Over the last few days, it seems as if global investors ex China have suddenly woken up to the economic threat posed by the coronavirus, more than a month after the virus became widely reported. The Montgomery Global Funds sharply reduced our China exposure in January, but nonetheless some of our remaining Chinese exposure have warned of the adverse business impacts stemming from COVID-19.
However, should investors blindly rush for the exits in panic, or is there a silver lining to the current epidemic?
In terms of warnings and downgrades, Apple warned last week that it would miss its already-cautious revenue guidance for the March quarter due to weak demand in China and supply chain disruptions. Alibaba, during its December quarter earnings call, issued a material downgrade to its March quarter revenue guidance. And the Asian life insurers the Funds own are likely to see weak premium growth due to the travel restrictions and non-contact work policies.

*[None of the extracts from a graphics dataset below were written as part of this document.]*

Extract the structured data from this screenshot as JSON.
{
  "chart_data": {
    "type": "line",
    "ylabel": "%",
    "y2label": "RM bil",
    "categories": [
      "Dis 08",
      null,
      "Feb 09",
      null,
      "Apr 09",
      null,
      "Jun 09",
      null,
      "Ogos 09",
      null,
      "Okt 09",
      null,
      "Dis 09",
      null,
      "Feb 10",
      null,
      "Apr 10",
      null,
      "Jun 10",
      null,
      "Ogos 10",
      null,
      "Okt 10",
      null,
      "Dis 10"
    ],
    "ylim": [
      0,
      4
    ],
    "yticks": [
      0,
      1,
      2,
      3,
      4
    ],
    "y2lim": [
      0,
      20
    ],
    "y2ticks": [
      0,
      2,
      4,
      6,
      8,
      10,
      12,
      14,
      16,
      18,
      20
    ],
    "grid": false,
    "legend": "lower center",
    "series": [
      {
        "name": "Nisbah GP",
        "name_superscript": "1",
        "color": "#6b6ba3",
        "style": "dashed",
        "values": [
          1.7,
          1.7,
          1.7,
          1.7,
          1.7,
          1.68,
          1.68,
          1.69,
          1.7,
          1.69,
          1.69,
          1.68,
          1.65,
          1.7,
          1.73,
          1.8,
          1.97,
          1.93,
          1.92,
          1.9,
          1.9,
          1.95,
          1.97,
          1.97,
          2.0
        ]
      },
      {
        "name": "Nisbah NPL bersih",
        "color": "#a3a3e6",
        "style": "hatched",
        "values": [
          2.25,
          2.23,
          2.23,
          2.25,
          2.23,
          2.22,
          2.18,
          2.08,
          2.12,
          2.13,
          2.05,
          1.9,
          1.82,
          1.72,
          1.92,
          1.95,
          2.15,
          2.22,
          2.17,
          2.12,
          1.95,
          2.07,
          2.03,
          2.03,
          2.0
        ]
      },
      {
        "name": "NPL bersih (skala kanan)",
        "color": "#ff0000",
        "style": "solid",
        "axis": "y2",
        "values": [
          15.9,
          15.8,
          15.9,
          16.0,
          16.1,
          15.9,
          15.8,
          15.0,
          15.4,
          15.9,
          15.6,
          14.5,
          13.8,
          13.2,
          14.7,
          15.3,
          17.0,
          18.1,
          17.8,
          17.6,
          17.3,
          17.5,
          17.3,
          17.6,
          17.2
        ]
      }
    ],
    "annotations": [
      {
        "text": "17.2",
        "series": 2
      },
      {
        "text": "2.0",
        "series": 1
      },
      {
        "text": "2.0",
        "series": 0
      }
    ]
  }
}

However, these negative short-term impacts arising from the coronavirus need to be balanced against other potentially positive considerations that may take longer to play out. For example, Alibaba management noted that demand on its e-commerce platforms for FMCG, consumer staples and especially groceries was strong, in large part driven by consumers’ self-imposed quarantines and fear of leaving their apartments. Indeed, the circumstances are likely to encourage those who haven’t yet adopted e-commerce or are infrequent online shoppers to try or use e-commerce more often. If this consumer behavior sticks beyond the duration of the epidemic, it may be a long-term driver of incremental growth for Alibaba. This is especially true for online grocery, where even in China’s e-commerce saturated Tier 1 cities, penetration of online grocery remains low.
For the life insurers, the coronavirus experience is likely to persuade the population to give greater consideration to health insurance, critical illness and protection-style life insurance products, where penetration is lower than in western countries, and may catalyse faster adoption over time. An absolute increase in the adoption of life insurance and a mix shift towards protection products will provide a double benefit, as protection products can be up to 5 or 6 times more profitable than savings products. Even for Apple, weak iPhone performance for the next several quarters (if the supply delay is not recovered) may actually set up a larger upgrade cycle for the first 5G iPhone in September 2020.
Ultimately, while the coronavirus has taken and is still taking an untold human toll globally, investors should remain rational about the potential negative impacts and carefully weigh them against the longer-term silver linings that may be less immediately obvious.
The Montgomery Global Funds and Montaka own shares in Apple and Alibaba. This article was prepared 28 February with the information we have today, and our view may change. It does not constitute formal advice or professional investment advice. If you wish to trade these companies you should seek financial advice.